Sunday, June 5, 2016
My Dad was a soldier during World War 2 and a middleweight boxer before the war. After the War he went to work for a chain of grocery stores that eventually opened a three-acre warehouse in Charlestown, Mass. Dad was a driver and a warehouseman for Purity Supreme Grocers making about $150 per week in 1964, not bad money at the time.
Dad played poker a couple of nights a week and confined his gambling to cards, except for an occasional bet on boxing. In January and February of 1964, the talk among the Teamsters where my Dad worked was all about the Cassius Clay vs.
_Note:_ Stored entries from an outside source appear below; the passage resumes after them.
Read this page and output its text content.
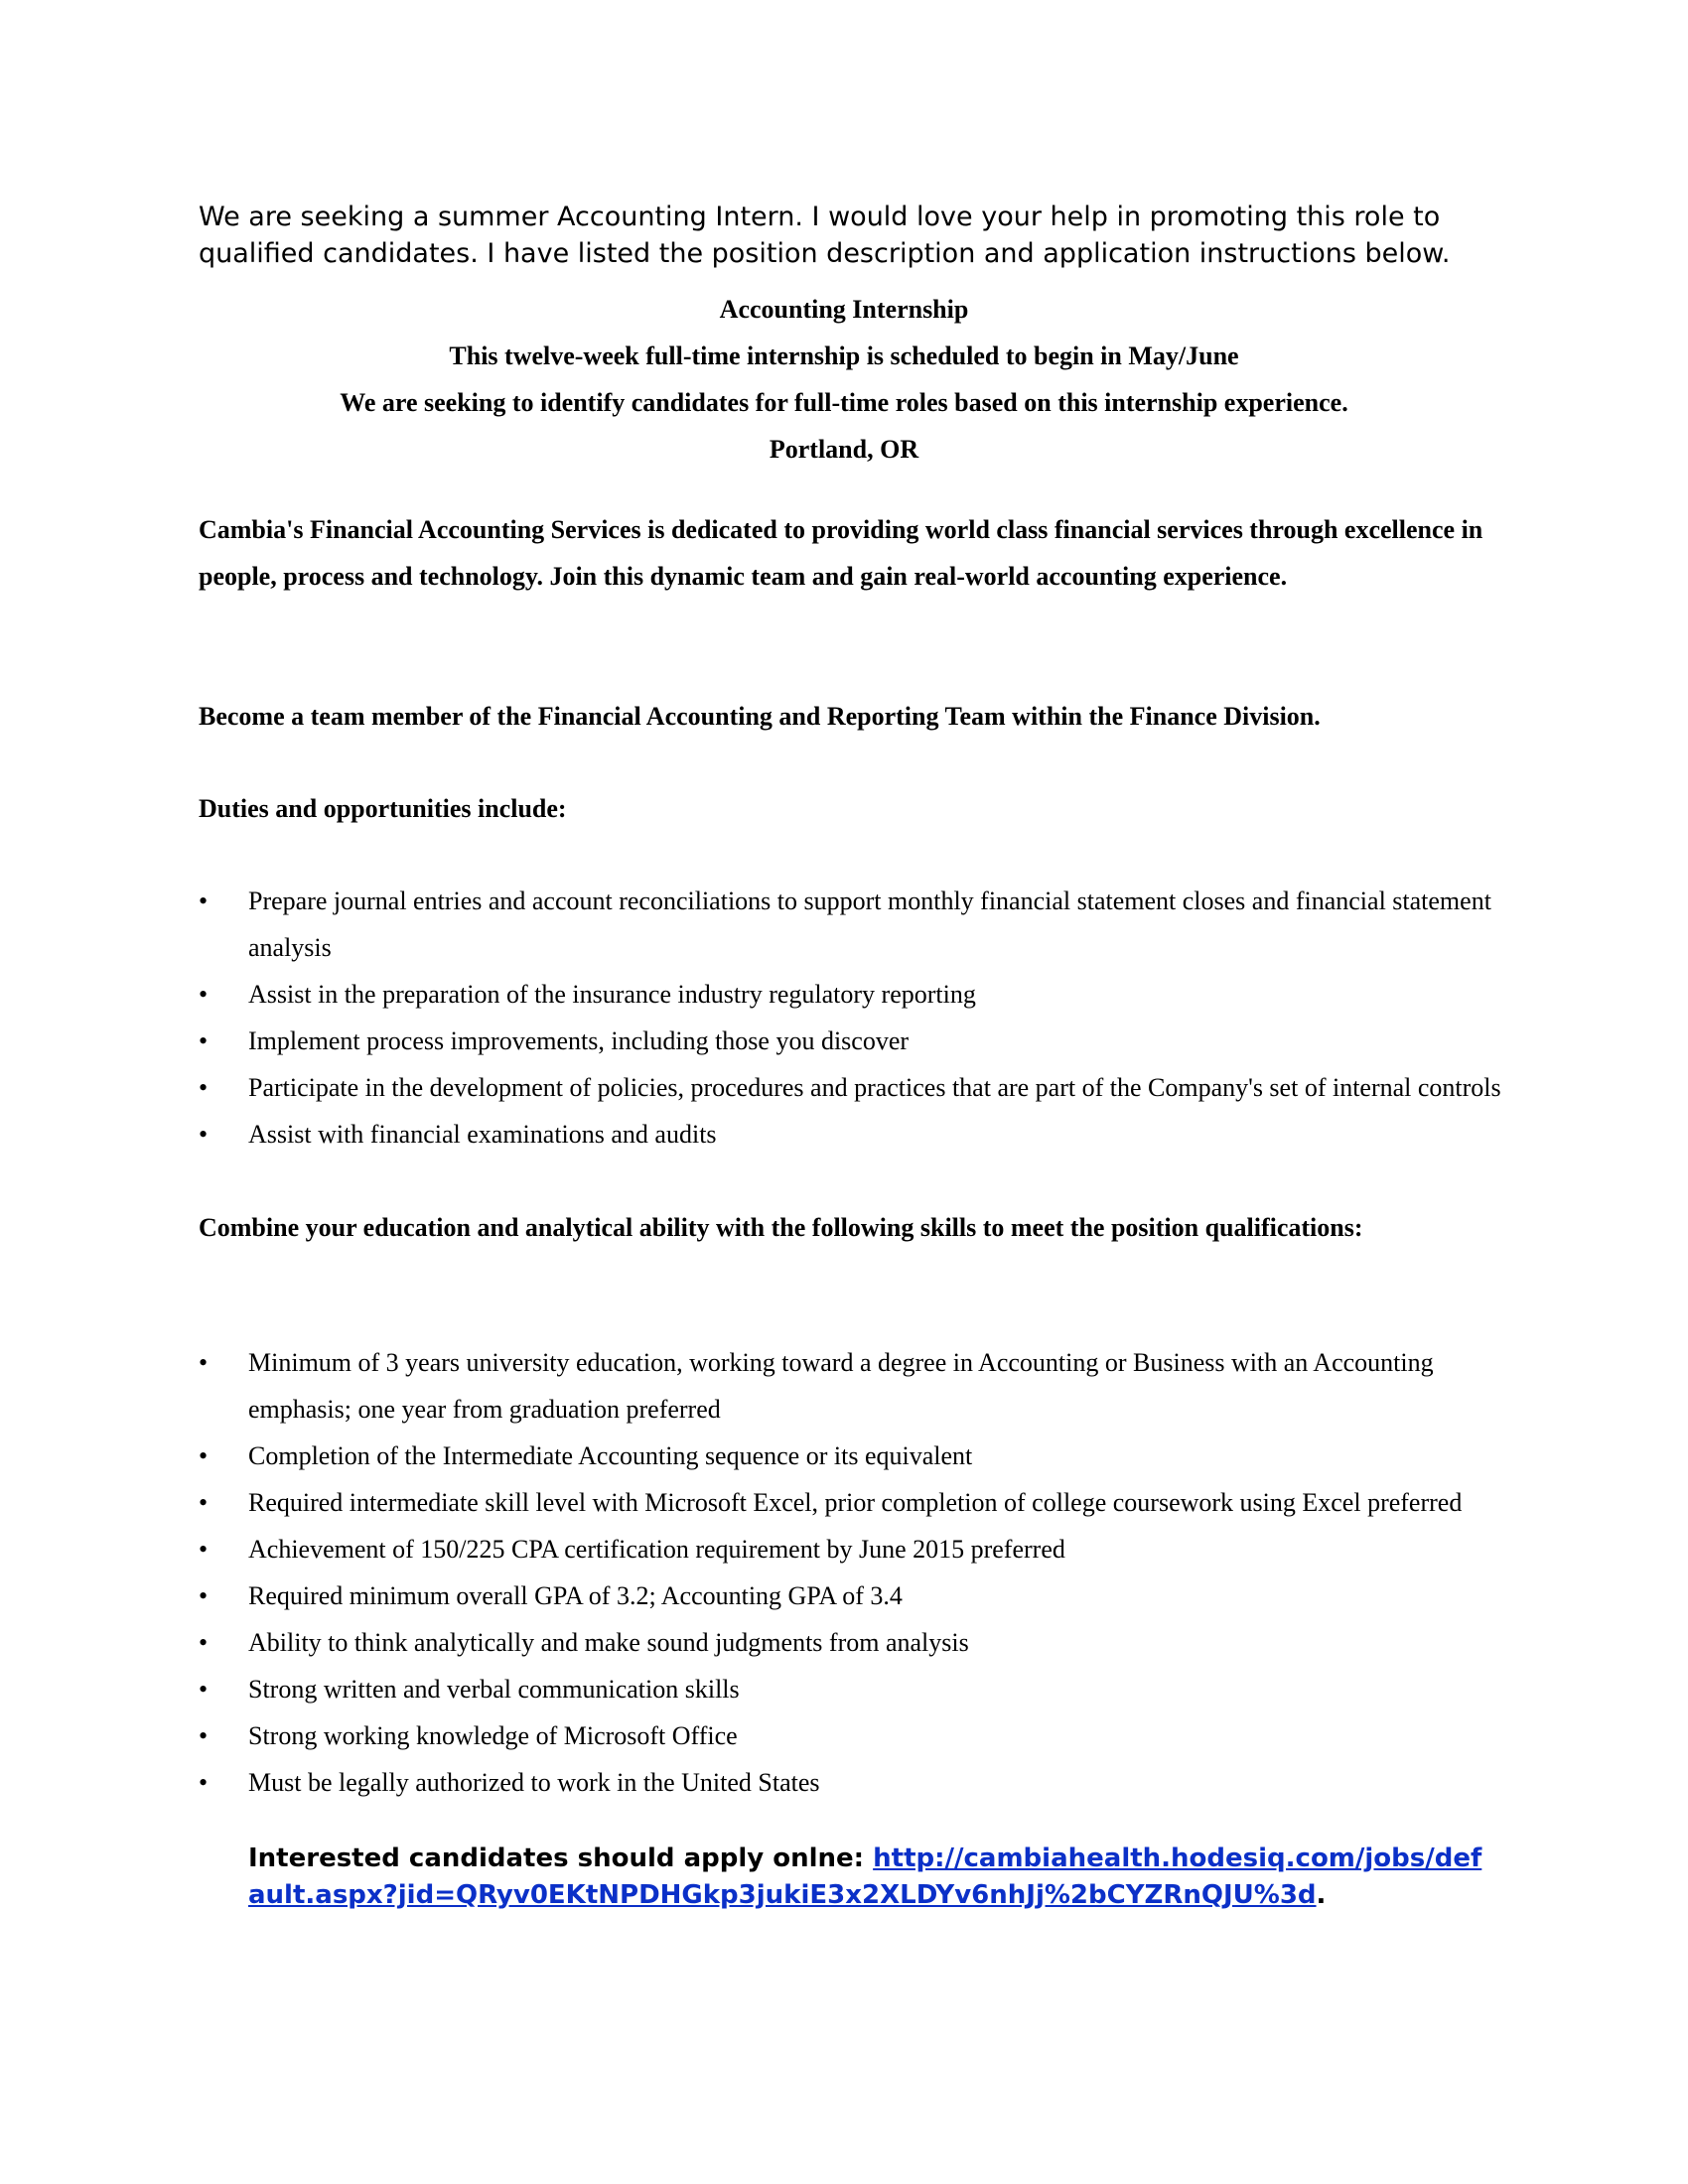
We are seeking a summer Accounting Intern. I would love your help in promoting this role to qualified candidates. I have listed the position description and application instructions below.

Accounting Internship
This twelve-week full-time internship is scheduled to begin in May/June
We are seeking to identify candidates for full-time roles based on this internship experience.
Portland, OR

Cambia's Financial Accounting Services is dedicated to providing world class financial services through excellence in people, process and technology. Join this dynamic team and gain real-world accounting experience.

Become a team member of the Financial Accounting and Reporting Team within the Finance Division.

Duties and opportunities include:

• Prepare journal entries and account reconciliations to support monthly financial statement closes and financial statement analysis
• Assist in the preparation of the insurance industry regulatory reporting
• Implement process improvements, including those you discover
• Participate in the development of policies, procedures and practices that are part of the Company's set of internal controls
• Assist with financial examinations and audits

Combine your education and analytical ability with the following skills to meet the position qualifications:

• Minimum of 3 years university education, working toward a degree in Accounting or Business with an Accounting emphasis; one year from graduation preferred
• Completion of the Intermediate Accounting sequence or its equivalent
• Required intermediate skill level with Microsoft Excel, prior completion of college coursework using Excel preferred
• Achievement of 150/225 CPA certification requirement by June 2015 preferred
• Required minimum overall GPA of 3.2; Accounting GPA of 3.4
• Ability to think analytically and make sound judgments from analysis
• Strong written and verbal communication skills
• Strong working knowledge of Microsoft Office
• Must be legally authorized to work in the United States

Interested candidates should apply onlne: http://cambiahealth.hodesiq.com/jobs/default.aspx?jid=QRyv0EKtNPDHGkp3jukiE3x2XLDYv6nhJj%2bCYZRnQJU%3d.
Sonny Liston fight. Most everyone he worked with was sure that Liston was going to pummel the loudmouth Clay. My Dad was equally sure Clay was going to knock out the older fighter.
In the weeks before the fight, bookies were giving ten-to-one odds in favor of Liston. Dad had a savings account he called his "Swiss Bank Account" where he kept his poker winnings. He told me after the fight that he had withdrawn several hundred dollars to bet on Ali.
We listened to the fight on the radio, I don't remember why we could not watch on TV. But Dad was right. Ali KOed Liston and Dad won enough money to buy the only brand new car he ever owned. One of his poker buddies owned a Chrysler dealership in Reading, Mass. He had a new car on the lot for more than a year that nobody wanted. It was a blue 1962 Chrysler Newport sedan, the absolute basic model. It had hub caps instead of wheel covers and it had a three-speed manual transmission with a stick shift. My Dad bought the car with his winnings from the fight. Dad never said how much he won, but it was clearly more than $2,000--the biggest payday he ever had.
Shortly after that fight, Clay changed his name to Muhammed Ali. My Dad remained a fan. "He's a loudmouth, but he is not all talk. He can fight," was my Dad's view of the Ali.